Artificial Intelligence (AI) in E-Maintenance Management Systems (E-MMS)

The new era of Big Data and sophisticated analytics for predictive maintenance has drawn the interest of MRO because aircraft are so reliable, it is almost impossible to obtain data samples for every type of fault. The most useful approach is to learn from the mass of healthy data in order to detect abnormalities or departures from healthy patterns can be detected. The key is to offer early warning of any impending problems. The best way to do that is to quantify aircraft health, so small changes can immediately be flagged. Traditional OEM analytic tools are decades old, not designed for massive data analysis and often not flexible enough to incorporate machine learning. These are ending “slowly.”

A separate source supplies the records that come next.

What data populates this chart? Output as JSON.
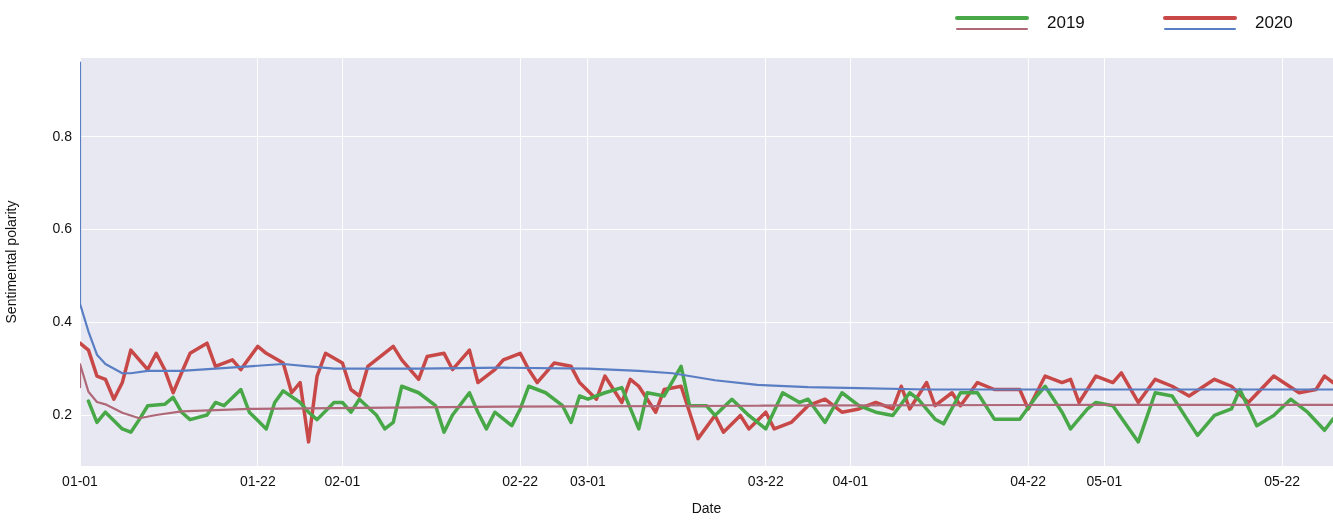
{
  "chart_data": {
    "type": "line",
    "xlabel": "Date",
    "ylabel": "Sentimental polarity",
    "xlim": [
      "--01-01",
      "--05-28"
    ],
    "ylim": [
      0.09,
      0.97
    ],
    "xticks": [
      {
        "value": "--01-01",
        "label": "01-01"
      },
      {
        "value": "--01-22",
        "label": "01-22"
      },
      {
        "value": "--02-01",
        "label": "02-01"
      },
      {
        "value": "--02-22",
        "label": "02-22"
      },
      {
        "value": "--03-01",
        "label": "03-01"
      },
      {
        "value": "--03-22",
        "label": "03-22"
      },
      {
        "value": "--04-01",
        "label": "04-01"
      },
      {
        "value": "--04-22",
        "label": "04-22"
      },
      {
        "value": "--05-01",
        "label": "05-01"
      },
      {
        "value": "--05-22",
        "label": "05-22"
      }
    ],
    "yticks": [
      0.2,
      0.4,
      0.6,
      0.8
    ],
    "grid": true,
    "legend": "top right",
    "marker": "none",
    "line_style": "solid",
    "series": [
      {
        "name": "2019",
        "color": "#48a848",
        "x": [
          "--01-02",
          "--01-03",
          "--01-04",
          "--01-06",
          "--01-07",
          "--01-08",
          "--01-09",
          "--01-11",
          "--01-12",
          "--01-13",
          "--01-14",
          "--01-16",
          "--01-17",
          "--01-18",
          "--01-20",
          "--01-21",
          "--01-23",
          "--01-24",
          "--01-25",
          "--01-27",
          "--01-28",
          "--01-29",
          "--01-31",
          "--02-01",
          "--02-02",
          "--02-03",
          "--02-05",
          "--02-06",
          "--02-07",
          "--02-08",
          "--02-10",
          "--02-12",
          "--02-13",
          "--02-14",
          "--02-16",
          "--02-17",
          "--02-18",
          "--02-19",
          "--02-21",
          "--02-22",
          "--02-23",
          "--02-25",
          "--02-27",
          "--02-28",
          "--02-29",
          "--03-01",
          "--03-03",
          "--03-05",
          "--03-07",
          "--03-08",
          "--03-10",
          "--03-12",
          "--03-13",
          "--03-15",
          "--03-16",
          "--03-18",
          "--03-20",
          "--03-22",
          "--03-24",
          "--03-26",
          "--03-27",
          "--03-29",
          "--03-31",
          "--04-02",
          "--04-04",
          "--04-06",
          "--04-08",
          "--04-09",
          "--04-11",
          "--04-12",
          "--04-14",
          "--04-16",
          "--04-18",
          "--04-21",
          "--04-23",
          "--04-24",
          "--04-26",
          "--04-27",
          "--04-29",
          "--04-30",
          "--05-02",
          "--05-05",
          "--05-07",
          "--05-09",
          "--05-11",
          "--05-12",
          "--05-14",
          "--05-16",
          "--05-17",
          "--05-19",
          "--05-21",
          "--05-23",
          "--05-25",
          "--05-27",
          "--05-28"
        ],
        "values": [
          0.23,
          0.184,
          0.206,
          0.17,
          0.163,
          0.19,
          0.22,
          0.223,
          0.238,
          0.206,
          0.19,
          0.2,
          0.227,
          0.22,
          0.255,
          0.206,
          0.17,
          0.227,
          0.252,
          0.227,
          0.206,
          0.19,
          0.227,
          0.227,
          0.206,
          0.234,
          0.2,
          0.17,
          0.184,
          0.262,
          0.248,
          0.22,
          0.163,
          0.2,
          0.248,
          0.206,
          0.17,
          0.206,
          0.177,
          0.213,
          0.262,
          0.248,
          0.22,
          0.184,
          0.241,
          0.234,
          0.248,
          0.259,
          0.17,
          0.248,
          0.241,
          0.305,
          0.22,
          0.22,
          0.199,
          0.234,
          0.199,
          0.17,
          0.248,
          0.227,
          0.234,
          0.184,
          0.248,
          0.22,
          0.206,
          0.199,
          0.248,
          0.234,
          0.191,
          0.181,
          0.248,
          0.248,
          0.191,
          0.191,
          0.241,
          0.262,
          0.206,
          0.17,
          0.213,
          0.227,
          0.22,
          0.142,
          0.248,
          0.241,
          0.184,
          0.156,
          0.199,
          0.213,
          0.255,
          0.177,
          0.199,
          0.234,
          0.206,
          0.167,
          0.191
        ]
      },
      {
        "color": "#b06878",
        "x": [
          "--01-01",
          "--01-01",
          "--01-02",
          "--01-03",
          "--01-04",
          "--01-06",
          "--01-08",
          "--01-10",
          "--01-13",
          "--01-21",
          "--01-31",
          "--02-20",
          "--03-21",
          "--04-30",
          "--05-28"
        ],
        "values": [
          0.26,
          0.31,
          0.25,
          0.228,
          0.223,
          0.205,
          0.193,
          0.2,
          0.208,
          0.213,
          0.215,
          0.218,
          0.22,
          0.222,
          0.222
        ]
      },
      {
        "name": "2020",
        "color": "#c84848",
        "x": [
          "--01-01",
          "--01-02",
          "--01-03",
          "--01-04",
          "--01-05",
          "--01-06",
          "--01-07",
          "--01-09",
          "--01-10",
          "--01-11",
          "--01-12",
          "--01-13",
          "--01-14",
          "--01-16",
          "--01-17",
          "--01-19",
          "--01-20",
          "--01-22",
          "--01-23",
          "--01-25",
          "--01-26",
          "--01-27",
          "--01-28",
          "--01-29",
          "--01-30",
          "--02-01",
          "--02-02",
          "--02-03",
          "--02-04",
          "--02-07",
          "--02-08",
          "--02-10",
          "--02-11",
          "--02-13",
          "--02-14",
          "--02-16",
          "--02-17",
          "--02-19",
          "--02-20",
          "--02-22",
          "--02-23",
          "--02-24",
          "--02-26",
          "--02-28",
          "--02-29",
          "--03-02",
          "--03-03",
          "--03-05",
          "--03-06",
          "--03-07",
          "--03-09",
          "--03-10",
          "--03-12",
          "--03-13",
          "--03-14",
          "--03-16",
          "--03-17",
          "--03-19",
          "--03-20",
          "--03-22",
          "--03-23",
          "--03-25",
          "--03-27",
          "--03-29",
          "--03-31",
          "--04-02",
          "--04-04",
          "--04-06",
          "--04-07",
          "--04-08",
          "--04-10",
          "--04-11",
          "--04-13",
          "--04-14",
          "--04-16",
          "--04-18",
          "--04-21",
          "--04-22",
          "--04-24",
          "--04-26",
          "--04-27",
          "--04-28",
          "--04-30",
          "--05-02",
          "--05-03",
          "--05-05",
          "--05-07",
          "--05-09",
          "--05-11",
          "--05-14",
          "--05-16",
          "--05-18",
          "--05-21",
          "--05-24",
          "--05-26",
          "--05-27",
          "--05-28"
        ],
        "values": [
          0.355,
          0.34,
          0.284,
          0.277,
          0.234,
          0.27,
          0.34,
          0.298,
          0.333,
          0.298,
          0.248,
          0.291,
          0.333,
          0.355,
          0.305,
          0.319,
          0.298,
          0.348,
          0.333,
          0.312,
          0.248,
          0.27,
          0.142,
          0.284,
          0.333,
          0.312,
          0.255,
          0.241,
          0.305,
          0.348,
          0.319,
          0.277,
          0.326,
          0.333,
          0.298,
          0.34,
          0.27,
          0.298,
          0.319,
          0.333,
          0.298,
          0.27,
          0.312,
          0.305,
          0.27,
          0.234,
          0.284,
          0.227,
          0.277,
          0.262,
          0.206,
          0.255,
          0.262,
          0.206,
          0.149,
          0.199,
          0.163,
          0.199,
          0.17,
          0.206,
          0.17,
          0.184,
          0.22,
          0.234,
          0.206,
          0.213,
          0.227,
          0.213,
          0.262,
          0.213,
          0.27,
          0.22,
          0.248,
          0.22,
          0.27,
          0.255,
          0.255,
          0.213,
          0.284,
          0.27,
          0.277,
          0.227,
          0.284,
          0.27,
          0.291,
          0.227,
          0.277,
          0.262,
          0.241,
          0.277,
          0.262,
          0.227,
          0.284,
          0.248,
          0.255,
          0.284,
          0.27
        ]
      },
      {
        "color": "#5a7ec4",
        "x": [
          "--01-01",
          "--01-01",
          "--01-02",
          "--01-03",
          "--01-04",
          "--01-06",
          "--01-07",
          "--01-09",
          "--01-13",
          "--01-17",
          "--01-21",
          "--01-25",
          "--01-28",
          "--01-31",
          "--02-10",
          "--02-20",
          "--03-01",
          "--03-07",
          "--03-11",
          "--03-16",
          "--03-21",
          "--03-27",
          "--04-02",
          "--04-10",
          "--04-30",
          "--05-28"
        ],
        "values": [
          0.96,
          0.44,
          0.38,
          0.33,
          0.31,
          0.29,
          0.29,
          0.295,
          0.295,
          0.3,
          0.305,
          0.31,
          0.305,
          0.3,
          0.3,
          0.302,
          0.3,
          0.295,
          0.29,
          0.275,
          0.265,
          0.26,
          0.258,
          0.255,
          0.255,
          0.255
        ]
      }
    ]
  }
}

Inventory optimisation tools will be highly useful. The solution brings a new perspective to planning, stocking and optimising inventory. It provides a new intelligent layer, wrapped around existing rules and policies, that continuously evaluates hundreds of parameters before making recommendations. And Innovative inventory tools are tightly integrated with its predictive maintenance platform. As the global fleet transitions from previous-generation to next generation aircraft, the volume and predictive power of this big data will enable operators and providers of maintenance to better forecast, plan and deploy aircraft assets. The application of AI in maintenance extends widely from the intelligent maintenance optimisation models to the more practical applications such as cost budgeting of maintenance projects and selecting optimal repair methods. How big data can be implemented for the E-MMS systems, has disrupted the traditional thought process of maintenance management. We will see newer models of the implementation which will be predictive decisions rather than historical analysis based decisions. MRO services will increasingly be based on such AI models which will reduce the downtime of aircraft and enhance the availability of the platforms and systems.

The biggest reward for investments in Big Data analytics is realised when granular events are studied and improved. This is a regulatory requirement for all aircraft operators as part of a Continuing Analysis and Surveillance Systems (CASS) plan. Detecting trends in failures, part usages, non-routine and life limits using Big Data tools, allow operators and regulators to continually refine maintenance planning operations that support cost reductions and safety of flight operations. By combining these key elements of data management, MRO operations can be greatly economised. From an operator’s perspective, access to more intelligent information means that more time is spent completing tasks than finding or processing paperwork. From a business point of view, more efficient operations translate into reduced aircraft downtime, driving higher margins.

The existing E-MMS which is being implemented in the IAF needs to be viewed in this context and plans need to be formulated for big data analytics for the huge quantities of data that it will generate. The integration of IMMOLS with E-MMS is part of the IAF project which will capture each other’s touch points in a seamless application for pan IAF weapon platforms. This integrated application needs to be continued for its full implementation; but a brainstorming be undertaken on how to tailor and use it in a big data analytical disruptive mode. Wipro, IBM, Ramco, Infosys etc are software giants who can exploit this disruptive technology to better the military MRO in improving the combat potential of our war-fighting platforms.